Chapter I introduces the theme that love can wound a person. Cohn’s lover, Frances, literally hurts Jake by kicking him under the table in an effort to discourage him from inviting Cohn on a trip to visit another woman. And Cohn’s first wife left him for a painter of miniatures. Women are fickle in The Sun Also Rises.
Also, by means of references to locales like Ardennes and Alsace made famous by World War I, we sense here the first intimations that this novel will be a special kind of war story: a post-war story. For the moment, the war plays no particular part in the novel. But that will change.

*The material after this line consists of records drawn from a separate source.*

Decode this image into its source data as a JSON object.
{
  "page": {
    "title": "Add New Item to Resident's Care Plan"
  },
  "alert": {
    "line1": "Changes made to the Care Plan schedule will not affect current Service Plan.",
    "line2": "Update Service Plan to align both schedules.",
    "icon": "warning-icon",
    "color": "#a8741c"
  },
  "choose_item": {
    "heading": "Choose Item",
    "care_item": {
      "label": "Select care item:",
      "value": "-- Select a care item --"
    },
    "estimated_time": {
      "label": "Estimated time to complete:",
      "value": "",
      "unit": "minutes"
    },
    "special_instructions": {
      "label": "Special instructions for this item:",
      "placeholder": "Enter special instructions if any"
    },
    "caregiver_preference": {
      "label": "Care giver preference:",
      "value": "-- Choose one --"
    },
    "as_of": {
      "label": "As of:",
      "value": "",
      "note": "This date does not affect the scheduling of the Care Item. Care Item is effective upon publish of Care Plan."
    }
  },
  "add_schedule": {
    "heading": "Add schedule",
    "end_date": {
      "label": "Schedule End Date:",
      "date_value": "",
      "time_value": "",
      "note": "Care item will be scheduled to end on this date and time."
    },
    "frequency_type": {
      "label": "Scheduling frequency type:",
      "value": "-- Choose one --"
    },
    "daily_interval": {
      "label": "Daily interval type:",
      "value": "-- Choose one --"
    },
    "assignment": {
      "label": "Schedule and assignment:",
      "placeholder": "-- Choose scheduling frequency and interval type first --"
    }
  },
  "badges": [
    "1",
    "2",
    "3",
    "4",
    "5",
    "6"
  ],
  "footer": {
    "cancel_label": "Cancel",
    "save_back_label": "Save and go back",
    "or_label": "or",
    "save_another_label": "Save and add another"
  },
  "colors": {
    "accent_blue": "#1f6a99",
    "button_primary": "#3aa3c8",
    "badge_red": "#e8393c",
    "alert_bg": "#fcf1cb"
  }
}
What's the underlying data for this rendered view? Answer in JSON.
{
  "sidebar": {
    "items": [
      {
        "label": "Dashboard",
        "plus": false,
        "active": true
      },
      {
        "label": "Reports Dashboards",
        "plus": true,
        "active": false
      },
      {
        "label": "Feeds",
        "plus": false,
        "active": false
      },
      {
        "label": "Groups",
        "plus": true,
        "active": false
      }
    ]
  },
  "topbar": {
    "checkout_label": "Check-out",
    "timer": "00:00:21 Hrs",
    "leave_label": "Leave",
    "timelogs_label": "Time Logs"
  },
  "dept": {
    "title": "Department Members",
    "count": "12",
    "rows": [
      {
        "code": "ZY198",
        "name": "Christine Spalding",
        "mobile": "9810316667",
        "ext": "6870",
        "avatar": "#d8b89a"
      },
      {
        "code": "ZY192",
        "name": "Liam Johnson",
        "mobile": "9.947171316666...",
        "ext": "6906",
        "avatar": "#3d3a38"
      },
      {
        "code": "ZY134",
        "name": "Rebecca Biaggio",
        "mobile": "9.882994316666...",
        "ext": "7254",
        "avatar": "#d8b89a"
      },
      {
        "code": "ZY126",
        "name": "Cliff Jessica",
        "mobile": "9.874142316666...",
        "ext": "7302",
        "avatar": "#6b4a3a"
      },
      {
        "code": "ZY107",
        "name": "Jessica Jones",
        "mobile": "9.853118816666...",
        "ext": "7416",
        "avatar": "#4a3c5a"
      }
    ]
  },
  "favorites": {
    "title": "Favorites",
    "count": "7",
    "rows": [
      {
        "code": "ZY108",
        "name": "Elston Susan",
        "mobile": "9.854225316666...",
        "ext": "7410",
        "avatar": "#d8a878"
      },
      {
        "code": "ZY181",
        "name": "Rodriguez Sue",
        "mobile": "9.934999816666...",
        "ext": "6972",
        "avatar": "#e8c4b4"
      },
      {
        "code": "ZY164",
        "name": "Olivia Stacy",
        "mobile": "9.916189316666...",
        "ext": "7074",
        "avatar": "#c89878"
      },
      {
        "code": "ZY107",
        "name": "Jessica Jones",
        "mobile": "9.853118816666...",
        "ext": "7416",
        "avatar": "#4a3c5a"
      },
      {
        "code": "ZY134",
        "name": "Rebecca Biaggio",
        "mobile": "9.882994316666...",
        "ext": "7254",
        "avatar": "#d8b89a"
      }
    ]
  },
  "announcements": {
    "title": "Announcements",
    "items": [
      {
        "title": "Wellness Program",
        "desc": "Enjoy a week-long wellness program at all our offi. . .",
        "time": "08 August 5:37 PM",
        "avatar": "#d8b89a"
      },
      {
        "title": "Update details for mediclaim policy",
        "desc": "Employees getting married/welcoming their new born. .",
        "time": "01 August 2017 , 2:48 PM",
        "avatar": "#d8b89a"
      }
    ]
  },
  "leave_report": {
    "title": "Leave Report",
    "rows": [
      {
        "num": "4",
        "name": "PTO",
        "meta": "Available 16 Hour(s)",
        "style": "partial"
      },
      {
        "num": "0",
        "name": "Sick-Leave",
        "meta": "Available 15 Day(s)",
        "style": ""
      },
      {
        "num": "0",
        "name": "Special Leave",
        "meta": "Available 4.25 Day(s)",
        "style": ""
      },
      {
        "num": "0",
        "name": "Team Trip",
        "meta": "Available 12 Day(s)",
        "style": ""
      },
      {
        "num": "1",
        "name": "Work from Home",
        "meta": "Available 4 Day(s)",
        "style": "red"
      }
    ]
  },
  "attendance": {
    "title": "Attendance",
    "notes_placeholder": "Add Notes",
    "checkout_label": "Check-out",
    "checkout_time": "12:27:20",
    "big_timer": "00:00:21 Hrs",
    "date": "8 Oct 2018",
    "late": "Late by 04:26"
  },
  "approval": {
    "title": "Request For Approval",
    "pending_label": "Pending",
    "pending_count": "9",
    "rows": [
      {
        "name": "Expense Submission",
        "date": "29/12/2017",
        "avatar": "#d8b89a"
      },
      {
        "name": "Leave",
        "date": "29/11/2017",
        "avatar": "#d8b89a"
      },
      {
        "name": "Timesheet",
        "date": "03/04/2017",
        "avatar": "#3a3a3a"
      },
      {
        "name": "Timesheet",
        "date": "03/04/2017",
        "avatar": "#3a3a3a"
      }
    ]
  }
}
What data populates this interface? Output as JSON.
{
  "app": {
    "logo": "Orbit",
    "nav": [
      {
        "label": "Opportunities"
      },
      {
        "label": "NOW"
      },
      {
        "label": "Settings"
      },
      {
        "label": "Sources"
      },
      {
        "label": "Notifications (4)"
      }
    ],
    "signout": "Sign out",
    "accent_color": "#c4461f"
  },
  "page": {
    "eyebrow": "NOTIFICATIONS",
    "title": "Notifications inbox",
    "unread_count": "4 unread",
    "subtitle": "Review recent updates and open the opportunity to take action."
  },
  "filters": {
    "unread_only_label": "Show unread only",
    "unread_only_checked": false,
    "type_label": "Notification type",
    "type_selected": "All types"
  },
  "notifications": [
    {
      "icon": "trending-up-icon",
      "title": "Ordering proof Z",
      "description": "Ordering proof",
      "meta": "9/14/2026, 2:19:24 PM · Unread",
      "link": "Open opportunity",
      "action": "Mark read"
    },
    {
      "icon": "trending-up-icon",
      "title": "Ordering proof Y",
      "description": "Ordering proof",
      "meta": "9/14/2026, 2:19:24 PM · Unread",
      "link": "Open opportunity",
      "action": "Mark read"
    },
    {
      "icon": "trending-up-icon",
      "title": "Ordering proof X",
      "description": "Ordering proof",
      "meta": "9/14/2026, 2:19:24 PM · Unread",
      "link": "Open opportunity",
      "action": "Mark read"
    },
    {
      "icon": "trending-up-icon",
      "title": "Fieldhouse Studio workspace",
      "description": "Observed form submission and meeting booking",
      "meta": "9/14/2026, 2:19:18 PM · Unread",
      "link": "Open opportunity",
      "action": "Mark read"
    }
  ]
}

Finally, the famous Hemingway style is not as apparent in this chapter as it is later in The Sun Also Rises and in later Hemingway stories and novels. But note the author’s use throughout this chapter of a limited vocabulary, necessitating the repetition of individual words, and short declarative sentences (He was Spider Kelly’s star pupil) or chains of these sentences linked by conjunctions to form long, compound sentences:
I mistrust all frank and simple people, especially when their stories hold together, and I always had a suspicion that perhaps Robert Cohn had never been middleweight boxing champion, and that perhaps a horse had stepped on his face, or that maybe his mother had been frightened or seen something, or that he had, maybe, bumped into something as a young child, but I finally had somebody verify the story from Spider Kelly.
Also, Hemingway tends to emphasize concrete experiences rather than abstract ideas, though he has less of a chance to do so in this exposition-rich chapter than in later chapters composed mainly of scenes.